Learn how to modify tables.

You modify a table to:

  • Add new fields to an existing table

  • Delete currently existing fields in a table

  • To change the default TTL value

  • Modify table limits

Note:

First, connect your client driver to Oracle NoSQL Database Cloud Service to get a handle and then complete other steps. This topic omits the steps for connecting your client driver and creating a table.
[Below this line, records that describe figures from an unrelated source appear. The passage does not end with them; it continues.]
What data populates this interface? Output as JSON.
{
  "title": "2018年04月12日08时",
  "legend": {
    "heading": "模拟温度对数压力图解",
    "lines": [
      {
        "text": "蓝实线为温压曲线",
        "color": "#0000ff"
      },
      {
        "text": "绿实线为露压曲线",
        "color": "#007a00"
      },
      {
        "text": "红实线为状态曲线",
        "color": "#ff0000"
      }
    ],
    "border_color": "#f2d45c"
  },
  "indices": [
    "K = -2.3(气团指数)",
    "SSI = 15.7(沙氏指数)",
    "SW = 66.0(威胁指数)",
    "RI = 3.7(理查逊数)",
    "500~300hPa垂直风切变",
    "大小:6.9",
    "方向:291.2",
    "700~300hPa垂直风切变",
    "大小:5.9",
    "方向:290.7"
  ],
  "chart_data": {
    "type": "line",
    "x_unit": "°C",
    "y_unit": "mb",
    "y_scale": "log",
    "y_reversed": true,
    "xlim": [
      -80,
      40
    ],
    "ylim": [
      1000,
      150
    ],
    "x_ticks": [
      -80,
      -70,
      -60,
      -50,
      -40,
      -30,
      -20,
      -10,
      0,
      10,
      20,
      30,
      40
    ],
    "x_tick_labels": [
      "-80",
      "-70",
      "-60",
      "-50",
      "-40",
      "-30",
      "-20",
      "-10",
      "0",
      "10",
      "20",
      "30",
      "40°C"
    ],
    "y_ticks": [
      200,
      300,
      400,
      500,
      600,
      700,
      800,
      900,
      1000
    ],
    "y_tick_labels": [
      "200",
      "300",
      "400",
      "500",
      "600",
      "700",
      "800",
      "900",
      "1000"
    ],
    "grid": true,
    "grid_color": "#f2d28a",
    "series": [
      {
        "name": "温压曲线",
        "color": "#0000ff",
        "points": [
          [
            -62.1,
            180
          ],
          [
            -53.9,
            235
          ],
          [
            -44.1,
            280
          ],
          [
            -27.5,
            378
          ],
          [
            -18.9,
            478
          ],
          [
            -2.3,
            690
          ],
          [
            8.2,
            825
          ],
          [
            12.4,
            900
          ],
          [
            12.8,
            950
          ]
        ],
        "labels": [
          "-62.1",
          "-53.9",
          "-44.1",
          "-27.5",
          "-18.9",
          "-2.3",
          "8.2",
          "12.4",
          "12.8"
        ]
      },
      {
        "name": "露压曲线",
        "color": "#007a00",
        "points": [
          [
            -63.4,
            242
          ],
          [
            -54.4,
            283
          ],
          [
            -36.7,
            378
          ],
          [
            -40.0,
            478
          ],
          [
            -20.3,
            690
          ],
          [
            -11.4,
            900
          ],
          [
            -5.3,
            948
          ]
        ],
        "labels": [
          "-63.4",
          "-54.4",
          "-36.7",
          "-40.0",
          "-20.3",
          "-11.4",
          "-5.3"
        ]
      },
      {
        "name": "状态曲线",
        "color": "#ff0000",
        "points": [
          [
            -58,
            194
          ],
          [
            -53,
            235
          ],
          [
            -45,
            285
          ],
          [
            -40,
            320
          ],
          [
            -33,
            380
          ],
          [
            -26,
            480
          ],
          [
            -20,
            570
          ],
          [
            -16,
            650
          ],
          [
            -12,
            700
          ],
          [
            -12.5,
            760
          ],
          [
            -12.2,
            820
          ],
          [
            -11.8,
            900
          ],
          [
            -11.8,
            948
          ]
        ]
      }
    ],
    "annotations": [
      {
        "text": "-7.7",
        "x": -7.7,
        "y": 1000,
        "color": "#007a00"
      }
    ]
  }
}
If you do not yet have a table, see Creating Tables and Indexes.
Examples of DDL statements are:
/* Add a new field to the table */
ALTER TABLE users (ADD age INTEGER);

/* Drop an existing field from the table */
ALTER TABLE users (DROP age);

/* Modify the default TTL value*/
ALTER TABLE users USING TTL 4 days;

Note:

The following example considers that the default compartment is specified in NoSQLHandleConfig while obtaining the NoSQL handle. See Obtaining a NoSQL Handle. To explore other options of specifying a compartment for the NoSQL tables, see About Compartments.

When altering a table, you may also use the TableRequests.setTableLimits method to modify table limits. For example:

/* Alter the users table to modify the TTL value to 4 days. 
 * When modifying the table schema or other table state you cannot also
 * modify the table limits. These must be independent operations.
 */
String alterTableDDL = "ALTER TABLE users " +
                       "USING TTL 4 days";
TableRequest treq = new TableRequest().setStatement(alterTableDDL);

/* start the operation, it is asynchronous */
TableResult tres = handle.tableRequest(treq);

/* wait for completion of the operation */
tres.waitForCompletion(handle,
                        60000,  /* wait for 60 sec */
                        1000);  /* delay in ms for poll */ 

Dropping Tables and Indexes

Learn how to delete a table or index that you have created in Oracle NoSQL Database Cloud Service.

To drop a table in Oracle NoSQL Database Cloud Service, you must have the NOSQL_TABLE_DROP permission. See Details for Verb + Resource-Type Combinations to learn about different permissions.
To drop a table or index, use the DROP TABLE or DROP INDEX DDL statements. For example:
/* Drop the table named users */
DROP TABLE users;

/* Drop the index called nameIndex on the table users */
DROP INDEX IF EXISTS nameIndex ON users;

Note:

The following example considers that the default compartment is specified in NoSQLHandleConfig while obtaining the NoSQL handle. See Obtaining a NoSQL Handle. To explore other options of specifying a compartment for the NoSQL tables, see About Compartments.

To drop a table using the TableRequests.setStatement method:

/* create the TableRequest to drop the users table */
TableRequest tableRequest = new TableRequest().setStatement("drop table users");

/* start the operation, it is asynchronous */
TableResult tres = handle.tableRequest(tableRequest);

/* wait for completion of the operation */
tres.waitForCompletion(handle,
                        60000,  /* wait for 60 sec */
                        1000);  /* delay in ms for poll */

Handling Errors

Learn how to handle errors and exceptions.

Java errors are thrown as exceptions when you build or run your application. The NoSQlException class is the base for most exceptions thrown by the driver. However, the driver throws exceptions directly for some classes, such as IllegalArgumentException and NullPointerException.

In general, NoSQL exception instances are split into two broad categories:

  • Exceptions that may be retried with the expectation that they may succeed on retry.

    These exceptions are instances of the RetryableException class. These exceptions usually indicate resource consumption violations such as ThrottlingException.

  • Exceptions that will fail even after retry.

    Examples of exceptions that should not be retried are IllegalArgumentException, TableNotFoundException, and any other exception indicating a syntactic or semantic error.